Background: Minimally invasive lumbar spine surgeries have become popular due to less tissue trauma involved and reduced hospital stay. General anaesthesia is more frequently used for these surgeries, though regional anaesthesia is proved to be safe in few studies.
Purpose: To test the efficacy of Epidural anaesthesia (EA) for these lumbosacral spine surgeries in comparison with General anaesthesia supplemented with caudal analgesia (GA).

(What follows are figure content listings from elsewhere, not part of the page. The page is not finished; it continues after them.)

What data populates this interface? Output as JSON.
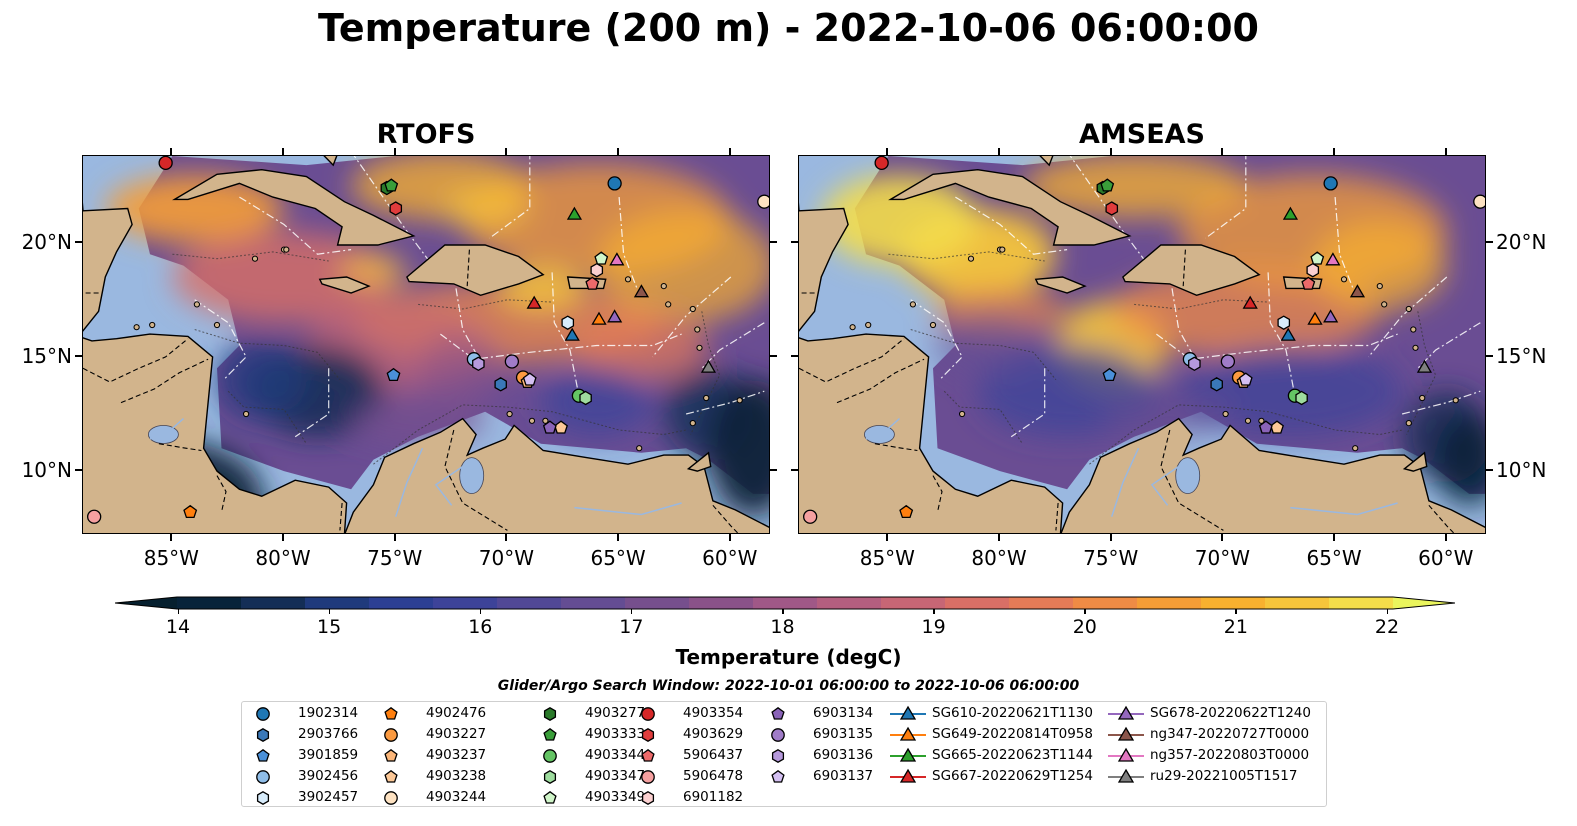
{
  "title": "Temperature (200 m) - 2022-10-06 06:00:00",
  "panels": [
    {
      "name": "RTOFS",
      "variant": "rtofs"
    },
    {
      "name": "AMSEAS",
      "variant": "amseas"
    }
  ],
  "longitude_labels": [
    "85°W",
    "80°W",
    "75°W",
    "70°W",
    "65°W",
    "60°W"
  ],
  "latitude_labels": [
    "20°N",
    "15°N",
    "10°N"
  ],
  "colorbar": {
    "label": "Temperature (degC)",
    "ticks": [
      "14",
      "15",
      "16",
      "17",
      "18",
      "19",
      "20",
      "21",
      "22"
    ],
    "colors": [
      "#07233a",
      "#142e56",
      "#1f3a7c",
      "#2c3f93",
      "#3d4399",
      "#514896",
      "#644d93",
      "#764f8d",
      "#8a5289",
      "#a05887",
      "#b45e7f",
      "#c76675",
      "#d96f66",
      "#e57b57",
      "#ef8b45",
      "#f59d36",
      "#f8b12f",
      "#f6c53b",
      "#f4dd4a"
    ],
    "under_color": "#06202f",
    "over_color": "#eaf55d"
  },
  "map_colors": {
    "land": "#d2b48c",
    "shallow": "#9ab8e0",
    "ocean_base": "#6a4d93"
  },
  "search_window": "Glider/Argo Search Window: 2022-10-01 06:00:00 to 2022-10-06 06:00:00",
  "legend": {
    "columns": [
      [
        {
          "label": "1902314",
          "marker": "circle",
          "color": "#1f77b4"
        },
        {
          "label": "2903766",
          "marker": "hexagon",
          "color": "#3a78b8"
        },
        {
          "label": "3901859",
          "marker": "pentagon",
          "color": "#4a90d9"
        },
        {
          "label": "3902456",
          "marker": "circle",
          "color": "#8fbde8"
        },
        {
          "label": "3902457",
          "marker": "hexagon",
          "color": "#d8ecfb"
        }
      ],
      [
        {
          "label": "4902476",
          "marker": "pentagon",
          "color": "#ff7f0e"
        },
        {
          "label": "4903227",
          "marker": "circle",
          "color": "#fb9a40"
        },
        {
          "label": "4903237",
          "marker": "pentagon",
          "color": "#fbb679"
        },
        {
          "label": "4903238",
          "marker": "pentagon",
          "color": "#fcc897"
        },
        {
          "label": "4903244",
          "marker": "circle",
          "color": "#fde2c2"
        }
      ],
      [
        {
          "label": "4903277",
          "marker": "hexagon",
          "color": "#2a7a2a"
        },
        {
          "label": "4903333",
          "marker": "pentagon",
          "color": "#3a9e3a"
        },
        {
          "label": "4903344",
          "marker": "circle",
          "color": "#64c464"
        },
        {
          "label": "4903347",
          "marker": "hexagon",
          "color": "#9edc9e"
        },
        {
          "label": "4903349",
          "marker": "pentagon",
          "color": "#d0f5c9"
        }
      ],
      [
        {
          "label": "4903354",
          "marker": "circle",
          "color": "#d62728"
        },
        {
          "label": "4903629",
          "marker": "hexagon",
          "color": "#e03c3c"
        },
        {
          "label": "5906437",
          "marker": "pentagon",
          "color": "#ec6a6a"
        },
        {
          "label": "5906478",
          "marker": "circle",
          "color": "#f5a0a0"
        },
        {
          "label": "6901182",
          "marker": "hexagon",
          "color": "#fbd0d0"
        }
      ],
      [
        {
          "label": "6903134",
          "marker": "pentagon",
          "color": "#8a63b8"
        },
        {
          "label": "6903135",
          "marker": "circle",
          "color": "#a07cc8"
        },
        {
          "label": "6903136",
          "marker": "hexagon",
          "color": "#b699dc"
        },
        {
          "label": "6903137",
          "marker": "pentagon",
          "color": "#d4c0f2"
        }
      ],
      [
        {
          "label": "SG610-20220621T1130",
          "marker": "triangle",
          "color": "#1f77b4"
        },
        {
          "label": "SG649-20220814T0958",
          "marker": "triangle",
          "color": "#ff7f0e"
        },
        {
          "label": "SG665-20220623T1144",
          "marker": "triangle",
          "color": "#2ca02c"
        },
        {
          "label": "SG667-20220629T1254",
          "marker": "triangle",
          "color": "#d62728"
        }
      ],
      [
        {
          "label": "SG678-20220622T1240",
          "marker": "triangle",
          "color": "#9467bd"
        },
        {
          "label": "ng347-20220727T0000",
          "marker": "triangle",
          "color": "#8c564b"
        },
        {
          "label": "ng357-20220803T0000",
          "marker": "triangle",
          "color": "#e377c2"
        },
        {
          "label": "ru29-20221005T1517",
          "marker": "triangle",
          "color": "#7f7f7f"
        }
      ]
    ]
  },
  "observations": [
    {
      "id": "1902314",
      "lon": -65.2,
      "lat": 22.6
    },
    {
      "id": "2903766",
      "lon": -70.3,
      "lat": 13.8
    },
    {
      "id": "3901859",
      "lon": -75.1,
      "lat": 14.2
    },
    {
      "id": "3902456",
      "lon": -71.5,
      "lat": 14.9
    },
    {
      "id": "3902457",
      "lon": -67.3,
      "lat": 16.5
    },
    {
      "id": "4902476",
      "lon": -84.2,
      "lat": 8.2
    },
    {
      "id": "4903227",
      "lon": -69.3,
      "lat": 14.1
    },
    {
      "id": "4903237",
      "lon": -69.1,
      "lat": 13.9
    },
    {
      "id": "4903238",
      "lon": -67.6,
      "lat": 11.9
    },
    {
      "id": "4903244",
      "lon": -58.5,
      "lat": 21.8
    },
    {
      "id": "4903277",
      "lon": -75.4,
      "lat": 22.4
    },
    {
      "id": "4903333",
      "lon": -75.2,
      "lat": 22.5
    },
    {
      "id": "4903344",
      "lon": -66.8,
      "lat": 13.3
    },
    {
      "id": "4903347",
      "lon": -66.5,
      "lat": 13.2
    },
    {
      "id": "4903349",
      "lon": -65.8,
      "lat": 19.3
    },
    {
      "id": "4903354",
      "lon": -85.3,
      "lat": 23.5
    },
    {
      "id": "4903629",
      "lon": -75.0,
      "lat": 21.5
    },
    {
      "id": "5906437",
      "lon": -66.2,
      "lat": 18.2
    },
    {
      "id": "5906478",
      "lon": -88.5,
      "lat": 8.0
    },
    {
      "id": "6901182",
      "lon": -66.0,
      "lat": 18.8
    },
    {
      "id": "6903134",
      "lon": -68.1,
      "lat": 11.9
    },
    {
      "id": "6903135",
      "lon": -69.8,
      "lat": 14.8
    },
    {
      "id": "6903136",
      "lon": -71.3,
      "lat": 14.7
    },
    {
      "id": "6903137",
      "lon": -69.0,
      "lat": 14.0
    },
    {
      "id": "SG610-20220621T1130",
      "lon": -67.1,
      "lat": 15.9
    },
    {
      "id": "SG649-20220814T0958",
      "lon": -65.9,
      "lat": 16.6
    },
    {
      "id": "SG665-20220623T1144",
      "lon": -67.0,
      "lat": 21.2
    },
    {
      "id": "SG667-20220629T1254",
      "lon": -68.8,
      "lat": 17.3
    },
    {
      "id": "SG678-20220622T1240",
      "lon": -65.2,
      "lat": 16.7
    },
    {
      "id": "ng347-20220727T0000",
      "lon": -64.0,
      "lat": 17.8
    },
    {
      "id": "ng357-20220803T0000",
      "lon": -65.1,
      "lat": 19.2
    },
    {
      "id": "ru29-20221005T1517",
      "lon": -61.0,
      "lat": 14.5
    }
  ]
}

Method: We randomized 80 patients posted for elective primary minimally invasive lumbosacral decompression spinal procedures into two groups of 40 each. The GA group patients received caudal analgesia with Ropivocaine 0.2% 30 ml with Buprenorphine 75 mcg before incision. The EA group patients received 10 cc of Ropivocaine 0.75% bolus with Buprenorphine 75 mcg through epidural catheter placed two spaces above the surgical incision site. Both groups received IV Paracetamol 1 gm 6th hrly and rescue analgesics given were IV Diclofenac and Tramadol.

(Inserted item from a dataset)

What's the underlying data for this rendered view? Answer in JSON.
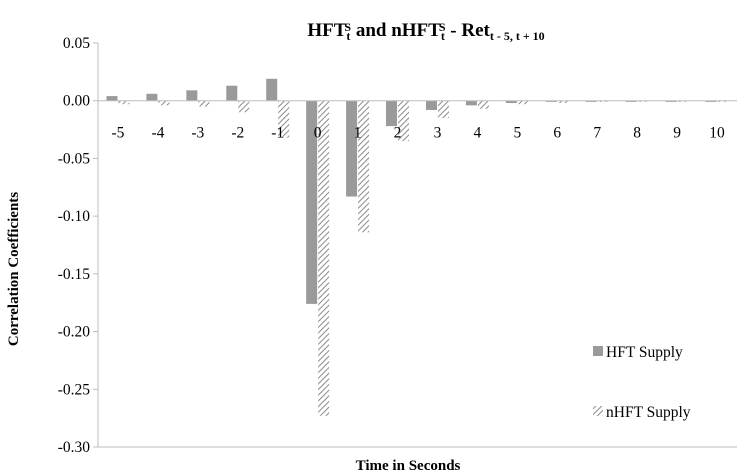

Outcome measures: We compared the groups for perioperative haemodynamic variables, anaesthesia and surgical time, postoperative analgesic requirement, PONV and length of hospital stay.
Results: Intraoperative hypotension was seen more in GA group. The surgical and anaesthesia duration were significantly less in EA group. However, the patients for two level discectomies (3 vs. 1) and bilateral laminoforaminotomies (8 vs. 4) were more in GA group. Postoperative analgesic requirement was significantly more in GA group. There was no significant difference in the PONV and all patients were discharged on the first postoperative day.
Conclusion: Epidural anaesthesia can safely replace GA for minimally invasive lumbar spine procedures. It not only avoids the risks of GA, but also the intraoperative blood loss, the duration of anaesthesia and the postoperative IV analgesic requirements are much less with the use of Epidural anaesthesia.